Bare skin, blood and the evolution of primate colour vision

Abstract

We investigate the hypothesis that colour vision in primates was selected for discriminating the spectral modulations on the skin of conspecifics, presumably for the purpose of discriminating emotional states, socio-sexual signals and threat displays. Here we show that, consistent with this hypothesis, there are two dimensions of skin spectral modulations, and trichromats but not dichromats are sensitive to each. Furthermore, the M and L cone maximum sensitivities for routine trichromats are optimized for discriminating variations in blood oxygen saturation, one of the two blood-related dimensions determining skin reflectance. We also show that, consistent with the hypothesis, trichromat primates tend to be bare faced.

Figure 1

(a) Reflectance spectra from a variety of human skin (data from NCSU spectral database), and from one male primate, namely Mandrillus sphinx (Sumner & Mollon 2003). Also shown here and in (b) are the maximal sensitivities for the M and L cones for routine trichromats. (b) Absorption spectrum for oxygenated and deoxygenated haemoglobin (from Scott Prahl, Oregon Medical Laser Center, http://omlc.ogi.edu). (c) Blood space for skin spectral modulation, showing the two principle variables that affect skin colour in the short term: haemoglobin oxygen saturation (x-axis), and haemoglobin skin concentration (y-axis). ‘High’, ‘baseline’ and ‘low’ values for these two variables were chosen, and the figure shows the nine skin spectra for all pairs of these parameter settings. Colours code the approximate direction of colour shift from baseline (centre). (d) Relative change from baseline for L−M and S−(L+M) for the nine model skin spectra varying over blood space from (c). Shown now are the filtered skin spectra actually reaching the retina. (e) Example skin colour modulations from modulations of blood variables. Data points show positions in this colour space for RGB values of skin under these conditions, along with the average values. See electronic supplementary material for the extended legend for this figure.

Figure 2

(a) The curve shows the difference between the absorption spectrum for oxygenated and deoxygenated haemoglobin. The difference between oxygenated and deoxygenated skin spectra lead to qualitatively identical curves, no matter the specific skin constants (i.e. same peak and valley wavelengths). Shown also are peak M/L cone sensitivities for the primate genera shown (reviewed in Surridge et al. (2003)). (Height in the plot for these is only to separate the data.) The vertical lines are at wavelengths where we would expect the maximal sensitivities of M and L cones to be, respectively, if they are optimally sensitive for oxygenation variation, and subject to the constraint that M and L jointly function as the single dichromat M/L cone.

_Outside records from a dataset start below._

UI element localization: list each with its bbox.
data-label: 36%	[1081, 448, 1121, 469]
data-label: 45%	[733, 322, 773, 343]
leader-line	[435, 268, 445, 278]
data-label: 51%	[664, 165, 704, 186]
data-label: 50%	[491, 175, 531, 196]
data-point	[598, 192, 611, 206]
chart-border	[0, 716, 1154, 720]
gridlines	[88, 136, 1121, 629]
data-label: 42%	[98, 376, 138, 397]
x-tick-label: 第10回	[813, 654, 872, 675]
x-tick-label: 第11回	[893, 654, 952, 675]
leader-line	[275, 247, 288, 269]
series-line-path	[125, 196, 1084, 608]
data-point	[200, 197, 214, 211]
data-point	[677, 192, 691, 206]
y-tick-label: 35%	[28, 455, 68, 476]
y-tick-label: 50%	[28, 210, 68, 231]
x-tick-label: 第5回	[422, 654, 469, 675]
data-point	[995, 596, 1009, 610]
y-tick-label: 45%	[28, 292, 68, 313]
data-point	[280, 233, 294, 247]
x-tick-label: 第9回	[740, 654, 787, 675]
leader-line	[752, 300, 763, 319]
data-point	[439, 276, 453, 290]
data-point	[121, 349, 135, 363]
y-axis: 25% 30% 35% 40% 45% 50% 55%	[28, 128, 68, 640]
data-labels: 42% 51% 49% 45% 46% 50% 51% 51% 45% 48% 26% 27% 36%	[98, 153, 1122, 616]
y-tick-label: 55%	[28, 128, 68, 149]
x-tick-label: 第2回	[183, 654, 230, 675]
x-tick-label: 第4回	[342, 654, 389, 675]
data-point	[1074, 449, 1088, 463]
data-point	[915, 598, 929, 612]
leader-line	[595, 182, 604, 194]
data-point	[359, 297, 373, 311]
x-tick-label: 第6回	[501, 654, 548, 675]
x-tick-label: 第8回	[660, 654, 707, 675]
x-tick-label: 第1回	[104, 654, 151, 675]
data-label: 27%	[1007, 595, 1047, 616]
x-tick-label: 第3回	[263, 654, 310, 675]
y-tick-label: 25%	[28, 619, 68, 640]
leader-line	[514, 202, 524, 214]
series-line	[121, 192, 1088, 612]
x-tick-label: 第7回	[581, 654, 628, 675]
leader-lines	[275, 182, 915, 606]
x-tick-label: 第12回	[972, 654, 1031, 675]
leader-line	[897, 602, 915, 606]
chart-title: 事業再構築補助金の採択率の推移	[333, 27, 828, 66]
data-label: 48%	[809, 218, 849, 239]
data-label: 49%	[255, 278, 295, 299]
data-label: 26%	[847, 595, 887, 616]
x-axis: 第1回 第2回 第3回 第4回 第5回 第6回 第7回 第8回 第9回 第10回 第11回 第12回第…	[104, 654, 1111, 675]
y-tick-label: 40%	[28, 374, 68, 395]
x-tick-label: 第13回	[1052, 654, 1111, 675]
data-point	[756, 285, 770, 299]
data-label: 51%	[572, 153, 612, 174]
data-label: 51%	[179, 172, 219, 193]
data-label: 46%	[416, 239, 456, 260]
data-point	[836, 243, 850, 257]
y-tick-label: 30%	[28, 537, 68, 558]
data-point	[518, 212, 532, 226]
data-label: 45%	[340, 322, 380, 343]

For Tarsius, Surridge et al. (2003) give two different values for the single M/L cone, and an ‘x’ point is shown for the longer wavelength one. For Cebuella, an allele at 543 nm has been added because Surridge & Mundy (2002, p. 2164) believe it probably exists but was not measured due to low sample size. (b) A plot of sensitivity of M/L cones to oxygenation variation, for each primate genus, where 100% would occur if the maximal sensitivities of M and L occurred at the optimum for oxygenation sensitivity. For polymorphic trichromatic primates, points are placed for each of the possible pairs of M/L cones. In several cases, Surridge et al. (2003) do not mention all three M/L cones, and we utilized the value from other genera in the same family. The line shows the average sensitivity for all M and L pairs centred around 543 nm (the typical dichromat maximal sensitivity wavelength), where M ranges as low as 500 nm.